POLITIQUE GENEVOISE
Refus radical à l'initiative sur le génie génétique
Les délégués du Parti radical ont voté jeudi soir à la quasi unanimité contre l'Initiative pour la protection génétique.
130 voix contre 3 non et 7 abstentions, les délégués du Parti radical genevois ont décidé jeudi soir de refuser l'Initiative pour la protection génétique qui sera soumise au Souverain dans quelques mois. Une décision quasi-unanime prise au terme d'un débat contradictoire opposant partisans et détracteurs de cette modification constitutionnelle proposée par les associations vertes.
Comme l'a relevé Philippe de Rougemont, de Greenpeace, ce sont quelques soixante groupements actifs dans le domaine de la protection de l'environnement qui prévoient ainsi de mieux cadrer cette technologie qui évolue pour l'heure en roue libre. Egalement en faveur de ce texte, la pharmacienne Elisabetta Riatsch-Dami. L'occasion pour ces initiants de plaider pour un devoir de prudence face à une technologie intrinsèquement porteuse de risques de pollution écologique. Que se passera-t-il lorsque certains gènes ajoutés à des plantes migreront vers d'autres plantes? On sait que le colza est proche de la luzerne et qu'ils peuvent se féconder mutuellement. Philippe de Rougemont a également évoqué le cas d'une expérience malheureuse: on a incorporé un gène humain de croissance à des porcs pour obtenir des bêtes plus grosses.

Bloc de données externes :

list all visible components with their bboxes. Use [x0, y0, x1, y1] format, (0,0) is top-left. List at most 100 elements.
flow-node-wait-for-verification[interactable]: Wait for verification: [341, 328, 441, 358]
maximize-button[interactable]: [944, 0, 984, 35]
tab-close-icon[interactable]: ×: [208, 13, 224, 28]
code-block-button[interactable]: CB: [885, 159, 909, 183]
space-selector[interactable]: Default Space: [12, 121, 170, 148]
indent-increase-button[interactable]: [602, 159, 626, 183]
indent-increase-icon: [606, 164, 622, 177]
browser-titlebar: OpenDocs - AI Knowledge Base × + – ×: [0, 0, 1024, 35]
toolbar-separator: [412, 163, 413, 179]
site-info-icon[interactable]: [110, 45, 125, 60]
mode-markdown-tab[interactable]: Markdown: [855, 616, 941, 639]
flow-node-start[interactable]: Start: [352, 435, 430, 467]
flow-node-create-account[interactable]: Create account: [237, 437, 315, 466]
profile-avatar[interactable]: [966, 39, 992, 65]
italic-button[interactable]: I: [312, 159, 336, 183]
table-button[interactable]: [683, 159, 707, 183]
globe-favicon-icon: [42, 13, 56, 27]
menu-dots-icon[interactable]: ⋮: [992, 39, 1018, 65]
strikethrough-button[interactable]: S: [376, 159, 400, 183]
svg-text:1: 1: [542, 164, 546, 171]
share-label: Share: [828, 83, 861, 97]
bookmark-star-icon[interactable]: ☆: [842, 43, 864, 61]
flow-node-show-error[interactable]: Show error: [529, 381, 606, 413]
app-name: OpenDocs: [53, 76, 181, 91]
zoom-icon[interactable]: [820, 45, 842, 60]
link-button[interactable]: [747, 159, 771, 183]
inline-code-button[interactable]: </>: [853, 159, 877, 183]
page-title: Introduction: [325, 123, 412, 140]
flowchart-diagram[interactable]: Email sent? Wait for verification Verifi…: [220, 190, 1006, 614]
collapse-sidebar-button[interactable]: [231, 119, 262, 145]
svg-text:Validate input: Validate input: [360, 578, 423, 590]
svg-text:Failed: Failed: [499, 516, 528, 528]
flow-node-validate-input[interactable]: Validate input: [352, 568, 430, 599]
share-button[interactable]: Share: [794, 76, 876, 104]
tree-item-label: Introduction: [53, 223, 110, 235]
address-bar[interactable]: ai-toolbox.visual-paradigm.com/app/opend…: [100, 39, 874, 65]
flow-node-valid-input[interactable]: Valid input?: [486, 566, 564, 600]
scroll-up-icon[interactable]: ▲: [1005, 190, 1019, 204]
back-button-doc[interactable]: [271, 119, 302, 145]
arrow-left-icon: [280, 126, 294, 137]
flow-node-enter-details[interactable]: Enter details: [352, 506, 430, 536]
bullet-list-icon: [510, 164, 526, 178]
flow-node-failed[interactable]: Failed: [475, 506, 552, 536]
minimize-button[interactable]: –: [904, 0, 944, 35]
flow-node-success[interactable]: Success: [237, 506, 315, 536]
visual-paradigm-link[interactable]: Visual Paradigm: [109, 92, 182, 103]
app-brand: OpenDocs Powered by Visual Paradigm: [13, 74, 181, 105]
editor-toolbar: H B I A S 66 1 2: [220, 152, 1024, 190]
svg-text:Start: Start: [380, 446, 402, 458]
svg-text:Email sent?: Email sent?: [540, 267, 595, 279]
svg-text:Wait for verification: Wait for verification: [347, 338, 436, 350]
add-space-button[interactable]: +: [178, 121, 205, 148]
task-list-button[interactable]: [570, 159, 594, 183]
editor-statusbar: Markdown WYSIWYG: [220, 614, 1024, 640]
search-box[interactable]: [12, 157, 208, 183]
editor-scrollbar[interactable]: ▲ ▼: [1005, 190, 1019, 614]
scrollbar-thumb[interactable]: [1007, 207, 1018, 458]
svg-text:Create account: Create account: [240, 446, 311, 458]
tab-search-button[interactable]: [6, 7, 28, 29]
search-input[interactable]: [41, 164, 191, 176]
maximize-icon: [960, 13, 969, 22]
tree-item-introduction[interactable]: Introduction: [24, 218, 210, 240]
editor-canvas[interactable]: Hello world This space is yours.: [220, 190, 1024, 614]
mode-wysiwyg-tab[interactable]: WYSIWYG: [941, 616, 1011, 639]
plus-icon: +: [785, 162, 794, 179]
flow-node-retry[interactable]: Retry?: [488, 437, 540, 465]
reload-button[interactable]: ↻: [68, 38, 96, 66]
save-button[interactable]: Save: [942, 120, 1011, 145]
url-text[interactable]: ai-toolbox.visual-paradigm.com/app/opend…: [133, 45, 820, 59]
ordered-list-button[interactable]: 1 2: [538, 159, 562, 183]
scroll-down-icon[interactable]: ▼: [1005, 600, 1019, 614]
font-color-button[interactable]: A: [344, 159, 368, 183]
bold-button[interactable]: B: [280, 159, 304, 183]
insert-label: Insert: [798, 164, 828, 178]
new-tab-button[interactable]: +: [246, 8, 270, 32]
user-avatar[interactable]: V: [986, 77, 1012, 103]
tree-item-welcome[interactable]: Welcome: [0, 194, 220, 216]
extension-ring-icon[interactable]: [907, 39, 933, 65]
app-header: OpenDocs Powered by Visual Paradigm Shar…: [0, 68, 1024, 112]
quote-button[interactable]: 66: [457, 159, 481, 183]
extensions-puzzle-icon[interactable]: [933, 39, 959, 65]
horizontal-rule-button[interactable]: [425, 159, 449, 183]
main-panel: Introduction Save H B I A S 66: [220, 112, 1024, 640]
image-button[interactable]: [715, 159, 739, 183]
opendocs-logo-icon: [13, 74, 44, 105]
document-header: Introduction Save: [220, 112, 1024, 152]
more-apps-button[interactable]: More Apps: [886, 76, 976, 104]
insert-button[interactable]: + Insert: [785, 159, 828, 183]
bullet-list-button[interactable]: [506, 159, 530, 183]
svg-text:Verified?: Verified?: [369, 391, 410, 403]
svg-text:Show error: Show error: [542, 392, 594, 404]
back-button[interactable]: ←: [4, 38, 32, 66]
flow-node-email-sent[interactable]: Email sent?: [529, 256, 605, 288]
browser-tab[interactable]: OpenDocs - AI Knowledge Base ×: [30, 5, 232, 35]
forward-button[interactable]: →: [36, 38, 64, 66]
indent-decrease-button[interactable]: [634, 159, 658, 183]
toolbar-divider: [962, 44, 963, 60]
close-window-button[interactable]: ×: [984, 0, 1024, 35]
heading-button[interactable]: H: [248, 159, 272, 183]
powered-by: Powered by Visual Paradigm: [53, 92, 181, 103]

Résultat: ces dernières louchaient, boitaient et souffraient d'insuffisance rénale.
INTÉRETS MENACÉS
En face, on a entendu les voix de Dominique Belli, ancien député et surtout médecin, Laurent Roux, maître d'enseignement et de recherche à la faculté de médecine et Dominique Colombo, secrétaire générale des radicaux. Pour eux, les garde-fous déjà existants sont suffisants. De plus, dans le cadre d'une motion dite "Gen-lex", le Conseil fédéral a mis en route toute une série de réformes législatives qui permettront d'incorporer dans le droit suisse -loi sur l'environnement, loi sur l'agriculture, etc.- les problèmes soulevés par cette révolution technologique.
En revanche, ont-ils affirmé, l'acceptation de l'initiative, isolerait la Suisse, bloquerait la recherche médicale, mais n'empêcherait nullement l'importation de médicaments ou d'aliments génétiquement modifiés. Des arguments qui ont convaincu les délégués radicaux qui ont massivement refusé l'initiative pour la protection génétique.
Le Parti radical a encore:
décidé à l'unanimité de soutenir le référendum lancé par la Chambre genevoise immobilière contre la réintroduction de la taxation des gains immobiliers après vingt-cinq ans de possession. Le député et conseiller national John Dupraz a tenté de faire voter un amendement pour une solution de compromis. Actuellement le taux de taxation est de 18%. Si le référendum est accepté, il tombera à 0%. Or, a estimé le radical, il est normal de taxer un gain. Il a donc plaidé pour que le parti s'engage à déposer un projet de loi prévoyant un taux à 10%. Il n'a pas été suivi. Mais, au terme des débats, avec le ton direct qui fait tout son charme, il nous a annoncé que, quoi il en soit, "je m'engage à titre individuel à déposer une telle loi".
entendu le conseiller national Peter Tschopp expliquer pourquoi il soutient la candidature au Conseil fédéral de David de Pury. En jetant ce pavé dans la mare, comme il l'a expliqué, il a souhaité ouvrir un débat sur les projets politiques des candidats. Avec en arrière-plan, une méfiance à l'égard de Pascal Couchepin qui serait réfractaire sur le dossier européen. Reste que les radicaux genevois estiment ne pas avoir à intervenir dans le débat sur la succession de M.Delamuraz.